D’essence divine, la personne du pharaon en devient sacro-sainte. Elle ne saurait être critiquée ouvertement ni dans sa personne ni dans ses actions. Ce n’est pas l’homme devenu roi qui est proprement divin et sacro-saint, c’est la fonction qui est passée en lui et qu’il représente à chaque instant. Tout comme le prêtre reçoit la délégation du pouvoir royal en matière de culte, le roi a reçu, lors de son couronnement, délégation des pouvoirs divins sur terre. Le roi est prédestiné à être pharaon avant même son intronisation. Il est ainsi roi dès l’œuf ou alors qu’il n’avait pas encore quitté le nid. Ces images rappellent, elles aussi, que le roi est avant tout un Horus, un faucon divin. De fait, il semble qu’une portion de divinité lui soit transmise par le lait divin dont les déesses le nourrissent dès sa naissance.
Ce rituel de l’allaitement divin intervient non seulement à la naissance royale mais aussi au moment du couronnement et de l’enterrement du roi, trois moments-clé de sa fonction. Le roi n’est pas seulement divin par ses nourrices, il est enfant du dieu : plusieurs séries de bas-reliefs montrent le mythe de la naissance divine de l’enfant-roi. Si sa mère est bien charnellement humaine, c’est le dieu lui-même qui l’a fécondée en revêtant l’aspect de son époux. Ce roi en devenir qu’est le prince héritier se voit littéralement amplifié par le couronnement.
Il devient un être multiple, et reçoit cinq noms formant une titulature-programme, dont chaque élément est significatif. Le roi y apparaît tel un faucon, image d’Horus, ou un Taureau qui peut parfois être l’image de Seth. Le roi rassemble alors en sa personne Horus et Seth et c’est lui qui doit assumer l’équilibre entre les forces de l’ordre et du désordre. Le roi est à ce point l’expression d’une fonction qu’on l’évoque en des termes impersonnels. En rapport avec cette fonction, le roi porte également des attributs particuliers qui le différencient aussi des hommes.

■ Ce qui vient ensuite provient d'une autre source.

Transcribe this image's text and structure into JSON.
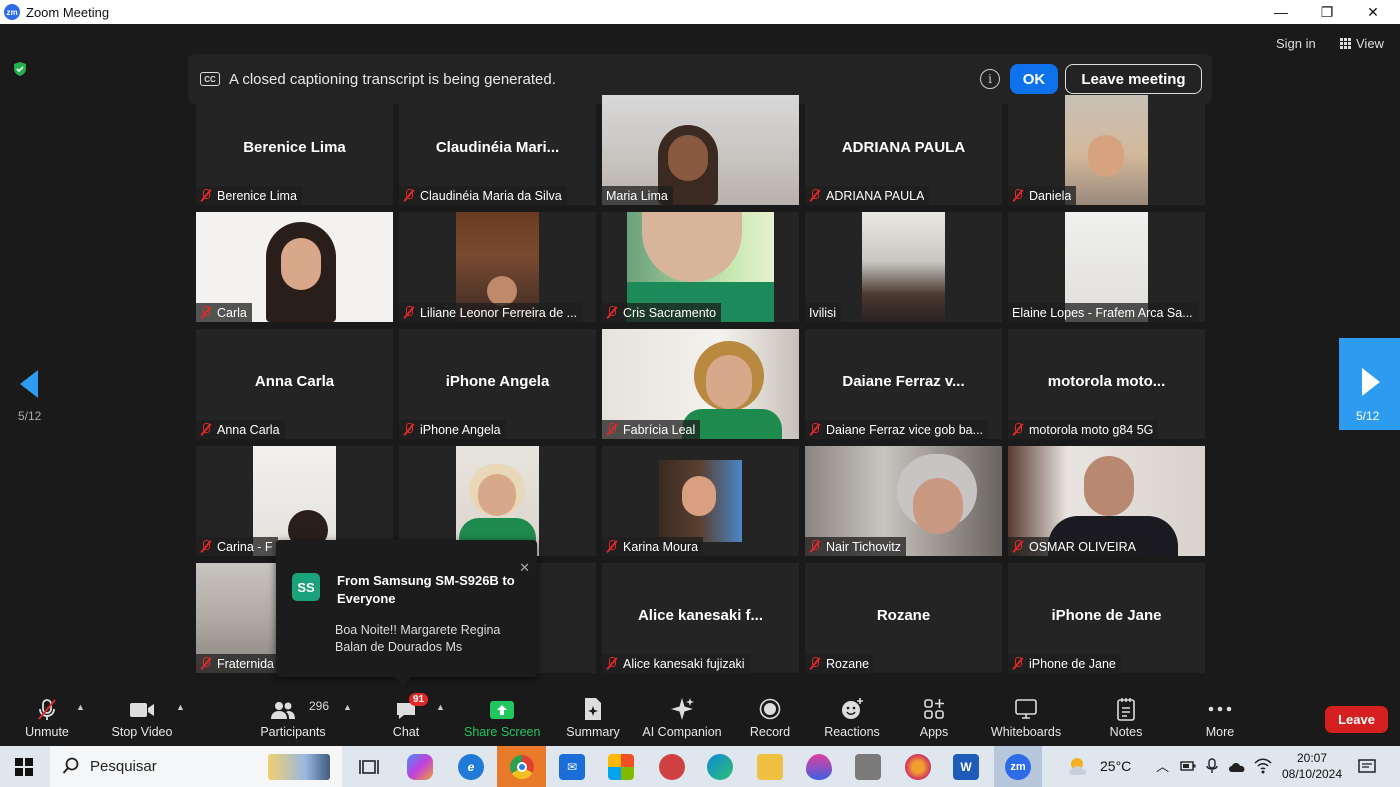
{
  "window": {
    "title": "Zoom Meeting",
    "logo_text": "zm",
    "minimize": "—",
    "restore": "❐",
    "close": "✕"
  },
  "caption_bar": {
    "cc_text": "CC",
    "message": "A closed captioning transcript is being generated.",
    "ok_label": "OK",
    "leave_meeting_label": "Leave meeting",
    "info_text": "i"
  },
  "header": {
    "sign_in": "Sign in",
    "view": "View"
  },
  "pagination": {
    "left_page": "5/12",
    "right_page": "5/12"
  },
  "tiles": [
    {
      "name": "Berenice Lima",
      "center_name": "Berenice Lima",
      "muted": true
    },
    {
      "name": "Claudinéia Maria da Silva",
      "center_name": "Claudinéia  Mari...",
      "muted": true
    },
    {
      "name": "Maria Lima",
      "center_name": "",
      "muted": false
    },
    {
      "name": "ADRIANA PAULA",
      "center_name": "ADRIANA PAULA",
      "muted": true
    },
    {
      "name": "Daniela",
      "center_name": "",
      "muted": true
    },
    {
      "name": "Carla",
      "center_name": "",
      "muted": true
    },
    {
      "name": "Liliane Leonor Ferreira de ...",
      "center_name": "",
      "muted": true
    },
    {
      "name": "Cris Sacramento",
      "center_name": "",
      "muted": true
    },
    {
      "name": "Ivilisi",
      "center_name": "",
      "muted": false
    },
    {
      "name": "Elaine Lopes - Frafem Arca Sa...",
      "center_name": "",
      "muted": false
    },
    {
      "name": "Anna Carla",
      "center_name": "Anna Carla",
      "muted": true
    },
    {
      "name": "iPhone Angela",
      "center_name": "iPhone Angela",
      "muted": true
    },
    {
      "name": "Fabrícia Leal",
      "center_name": "",
      "muted": true
    },
    {
      "name": "Daiane Ferraz  vice gob ba...",
      "center_name": "Daiane Ferraz  v...",
      "muted": true
    },
    {
      "name": "motorola moto g84 5G",
      "center_name": "motorola  moto...",
      "muted": true
    },
    {
      "name": "Carina - F",
      "center_name": "",
      "muted": true
    },
    {
      "name": "",
      "center_name": "",
      "muted": false
    },
    {
      "name": "Karina Moura",
      "center_name": "",
      "muted": true
    },
    {
      "name": "Nair Tichovitz",
      "center_name": "",
      "muted": true
    },
    {
      "name": "OSMAR OLIVEIRA",
      "center_name": "",
      "muted": true
    },
    {
      "name": "Fraternida",
      "center_name": "",
      "muted": true
    },
    {
      "name": "",
      "center_name": "",
      "muted": false
    },
    {
      "name": "Alice kanesaki fujizaki",
      "center_name": "Alice  kanesaki  f...",
      "muted": true
    },
    {
      "name": "Rozane",
      "center_name": "Rozane",
      "muted": true
    },
    {
      "name": "iPhone de Jane",
      "center_name": "iPhone de Jane",
      "muted": true
    }
  ],
  "chat_toast": {
    "avatar": "SS",
    "from": "From Samsung SM-S926B to Everyone",
    "message": "Boa Noite!! Margarete Regina Balan de Dourados Ms",
    "close": "✕"
  },
  "toolbar": {
    "unmute": "Unmute",
    "stop_video": "Stop Video",
    "participants": "Participants",
    "participants_count": "296",
    "chat": "Chat",
    "chat_badge": "91",
    "share_screen": "Share Screen",
    "summary": "Summary",
    "ai_companion": "AI Companion",
    "record": "Record",
    "reactions": "Reactions",
    "apps": "Apps",
    "whiteboards": "Whiteboards",
    "notes": "Notes",
    "more": "More",
    "leave": "Leave"
  },
  "taskbar": {
    "search": "Pesquisar",
    "weather": "25°C",
    "time": "20:07",
    "date": "08/10/2024",
    "zoom_icon": "zm",
    "word_icon": "W"
  },
  "colors": {
    "accent": "#0e72ed",
    "share_green": "#22c55e",
    "leave_red": "#d61f1f",
    "mute_red": "#e02828"
  }
}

Ses couronnes sont des éléments porteurs de puissances transmises directement par des divinités qui les chargent de pouvoir et de protection. Celle-ci est assurée la plupart du temps par l’uræus. Ce cobra dressé sur le front du roi est une personnification féminine de la puissance divine. Celle-ci distingue le souverain même lorsqu’il porte perruque. Il est vêtu aussi d’un pagne à devanteau triangulaire spécifique, la chendjyt. Si sa forme évolue au cours du temps, il n’est jamais porté que par le souverain. Il en est de même pour la barbe qui est la plupart du temps postiche. Recourbée, elle est aussi signe divin. Le roi vivant porte un appendice pileux long mais droit ; ce n’est que mort qu’il semble pouvoir arborer la barbe divine postiche. Certains vêtements sont réservés à des cérémonies spéciales tels le manteau mi-long croisé à bord frangé spécifique des cérémonies du jubilé royal.
Le pharaon et ses outils cérémoniels semblent être chargés d’une puissance qui, si elle n’est pas contrôlée, peut s’avérer dangereuse. C’est ainsi que lorsque la massue cérémonielle royale frôle par hasard un prêtre présent, le roi doit annoncer de façon solennelle qu’il n’avait pas l’intention de le toucher. Approcher le roi faisait l’objet d’un rituel consister à baisser le visage vers le sol, puis le corps tout entier, en flairant le sol : c’est l’attitude même que l’Egyptien prend en présence des dieux.
La journée du souverain, conditionnée par des rituels, est réglée par un cérémonial de tous les instants. Cette expression de la fonction royale est concentrée au point de masquer la personne physique et la personnalité profonde du souverain.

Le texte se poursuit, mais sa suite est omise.